De rechtbank Noord-Holland heeft op 7 februari 2019 (ECLI:NL:RBNNE:2019:407) geoordeeld over de vraag of de gemeente een tijdelijke Albert Heijn diende toe te staan nu er weliswaar toezeggingen gedaan waren door de gemeente, maar geen huurovereenkomst getekend was met de gemeente en het gemeentebeleid inmiddels gewijzigd was.

De gemeente had al een vergunning verleend om een tijdelijke Albert Heijn-supermarkt te vestigen. De gemeente had tevens niet alleen een “principe bereidheid” uitgesproken om mee te werken aan de verplaatsing van de Albert Heijn-supermarkt naar een tijdelijke vestiging en zelfs uitgenodigd om een huurovereenkomst te sluiten voor de locatie voor de tijdelijke supermarkt.
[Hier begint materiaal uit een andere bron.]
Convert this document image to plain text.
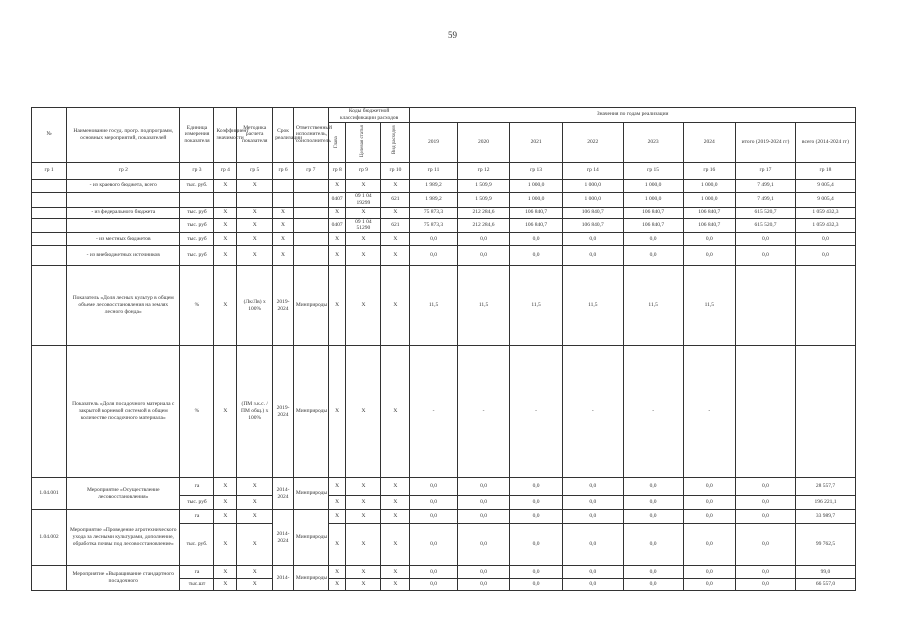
59
№	Наименование госуд. прогр. подпрограмм, основных мероприятий, показателей	Единица измерения показателя	Коэффициент значимости	Методика расчета показателя	Срок реализации	Ответственный исполнитель, соисполнитель	Коды бюджетной классификации расходов			Значения по годам реализации							

							Глава	Целевая статья	Вид расходов	2019	2020	2021	2022	2023	2024	итого (2019-2024 гг)	всего (2014-2024 гг)
гр 1	гр 2	гр 3	гр 4	гр 5	гр 6	гр 7	гр 8	гр 9	гр 10	гр 11	гр 12	гр 13	гр 14	гр 15	гр 16	гр 17	гр 18
	- из краевого бюджета, всего	тыс. руб.	X	X			X	X	X	1 989,2	1 509,9	1 000,0	1 000,0	1 000,0	1 000,0	7 499,1	9 005,4
							0407	09 1 04 19299	621	1 989,2	1 509,9	1 000,0	1 000,0	1 000,0	1 000,0	7 499,1	9 005,4
	- из федерального бюджета	тыс. руб	X	X	X		X	X	X	75 873,3	212 284,6	106 840,7	106 840,7	106 840,7	106 840,7	615 520,7	1 059 432,3
		тыс. руб	X	X	X		0407	09 1 04 51290	621	75 873,3	212 284,6	106 840,7	106 840,7	106 840,7	106 840,7	615 520,7	1 059 432,3
	- из местных бюджетов	тыс. руб	X	X	X		X	X	X	0,0	0,0	0,0	0,0	0,0	0,0	0,0	0,0
	- из внебюджетных источников	тыс. руб	X	X	X		X	X	X	0,0	0,0	0,0	0,0	0,0	0,0	0,0	0,0
	Показатель «Доля лесных культур в общем объеме лесовосстановления на землях лесного фонда»	%	X	(Лк/Лв) х 100%	2019-2024	Минприроды	X	X	X	11,5	11,5	11,5	11,5	11,5	11,5		
	Показатель «Доля посадочного материала с закрытой корневой системой в общем количестве посадочного материала»	%	X	(ПМ з.к.с. / ПМ общ.) х 100%	2019-2024	Минприроды	X	X	X	-	-	-	-	-	-		
1.04.001	Мероприятие «Осуществление лесовосстановления»	га	X	X	2014-2024	Минприроды	X	X	X	0,0	0,0	0,0	0,0	0,0	0,0	0,0	28 557,7
		тыс. руб	X	X			X	X	X	0,0	0,0	0,0	0,0	0,0	0,0	0,0	196 221,1
1.04.002	Мероприятие «Проведение агротехнического ухода за лесными культурами, дополнение, обработка почвы под лесовосстановление»	га	X	X	2014-2024	Минприроды	X	X	X	0,0	0,0	0,0	0,0	0,0	0,0	0,0	33 989,7
		тыс. руб.	X	X			X	X	X	0,0	0,0	0,0	0,0	0,0	0,0	0,0	99 762,5
	Мероприятие «Выращивание стандартного посадочного	га	X	X	2014-	Минприроды	X	X	X	0,0	0,0	0,0	0,0	0,0	0,0	0,0	99,0
		тыс.шт	X	X			X	X	X	0,0	0,0	0,0	0,0	0,0	0,0	0,0	66 557,0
Voorts stelde de gemeente zich op het standpunt dat onder meer met de komst van een “nieuwe” (qua samenstelling gewijzigde) gemeenteraad een nieuwe visie gekomen is en met de nieuwe beleidsinzichten het realiseren van de tijdelijke Albert Heijn-supermarkt ongewenst is.

De voorzieningenrechter oordeelt dat de supermarktondernemer gerechtvaardigde verwachting heeft kunnen en mogen ontlenen dat de gemeente haar in aansluiting op het verlenen van een omgevingsvergunning ook de benodigde locatie in verhuur zou geven. De gemeente wordt veroordeeld tot het sluiten van een huurovereenkomst.
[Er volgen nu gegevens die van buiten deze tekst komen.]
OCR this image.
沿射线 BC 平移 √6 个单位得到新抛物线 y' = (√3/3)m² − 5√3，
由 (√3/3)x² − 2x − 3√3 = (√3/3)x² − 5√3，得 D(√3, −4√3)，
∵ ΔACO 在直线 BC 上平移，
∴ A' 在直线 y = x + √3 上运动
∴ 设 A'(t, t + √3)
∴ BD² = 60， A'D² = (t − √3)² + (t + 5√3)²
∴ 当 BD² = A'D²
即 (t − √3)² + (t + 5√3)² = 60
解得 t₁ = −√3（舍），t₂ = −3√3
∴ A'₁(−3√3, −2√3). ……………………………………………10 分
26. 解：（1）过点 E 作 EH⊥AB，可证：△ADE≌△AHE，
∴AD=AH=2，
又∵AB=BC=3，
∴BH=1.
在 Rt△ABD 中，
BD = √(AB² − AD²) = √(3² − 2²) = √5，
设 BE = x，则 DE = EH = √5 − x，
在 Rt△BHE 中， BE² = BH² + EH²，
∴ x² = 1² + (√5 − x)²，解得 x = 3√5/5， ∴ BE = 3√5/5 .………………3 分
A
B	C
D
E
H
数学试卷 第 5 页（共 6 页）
Mr. A.W. Dolphijn  – franchiseadvocaat

Ludwig & Van Dam Franchise advocaten, franchise juridisch advies. Wilt u reageren? Ga naar dolphijn@ludwigvandam.nl

Andere berichten

Ludwig & Van Dam in Distrifood over de toekomst van zelfstandig supermarktondernemers

Inmiddels staat bij veel winkeliers het water echter aan de ...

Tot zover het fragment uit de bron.